Freddie Mac: Multifamily Market Still a Good Investment

Freddie Mac: Multifamily Market Still a Good Investment


Even as the single-family housing market recovers, apartment properties should still be a solid investment in most markets going forward, according to Freddie Mac’s analysts.

In its mid-year multifamily outlook for 2013, the McLean, Virginia-based mortgage giant notes that multifamily market fundamentals such as rents and vacancies continue to improve, with New York, San Francisco, Denver, Seattle, and Los Angeles all seeing marked growth.

According to Freddie Mac’s new Multifamily Investment Index—a measure of investment attractiveness in apartment properties—the environment has turned down somewhat since peaking in the third quarter of 2012. However, it still sits above the average index value.

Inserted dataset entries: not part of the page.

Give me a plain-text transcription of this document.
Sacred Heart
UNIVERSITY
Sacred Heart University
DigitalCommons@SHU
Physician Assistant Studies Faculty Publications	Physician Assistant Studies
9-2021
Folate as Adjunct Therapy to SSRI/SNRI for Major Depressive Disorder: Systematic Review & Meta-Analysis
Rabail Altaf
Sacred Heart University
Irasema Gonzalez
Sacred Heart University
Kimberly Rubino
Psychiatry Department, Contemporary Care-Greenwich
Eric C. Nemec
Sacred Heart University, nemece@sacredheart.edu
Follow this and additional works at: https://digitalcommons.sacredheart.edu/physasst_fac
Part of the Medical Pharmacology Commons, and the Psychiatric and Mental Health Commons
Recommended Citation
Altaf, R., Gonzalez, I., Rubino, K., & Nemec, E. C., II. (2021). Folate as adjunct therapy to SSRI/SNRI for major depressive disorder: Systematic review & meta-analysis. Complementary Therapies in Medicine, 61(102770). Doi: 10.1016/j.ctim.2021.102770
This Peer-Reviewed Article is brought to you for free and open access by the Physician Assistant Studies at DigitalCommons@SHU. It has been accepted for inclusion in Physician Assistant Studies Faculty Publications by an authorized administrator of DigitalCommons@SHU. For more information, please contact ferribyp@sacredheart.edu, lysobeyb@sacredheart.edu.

“As markets move it is important to have an objective measure of current conditions,” said Victor Pa, VP of multifamily investments and advisory for Freddie Mac. “Although the multifamily market has slowed, it remains an attractive investment across the majority of the metro areas for equity and debt investors.”

At the same time, supply presents a problem, the analysts said. While starts have seen growth over the last several years, completions are still lagging, and the gap between the two measures continues to grow wider. Meanwhile, permits have slowed down in the last several months, indicating that “investors’ appetite for multifamily properties might be cooling and that future construction levels may remain at or below pre-recession levels.”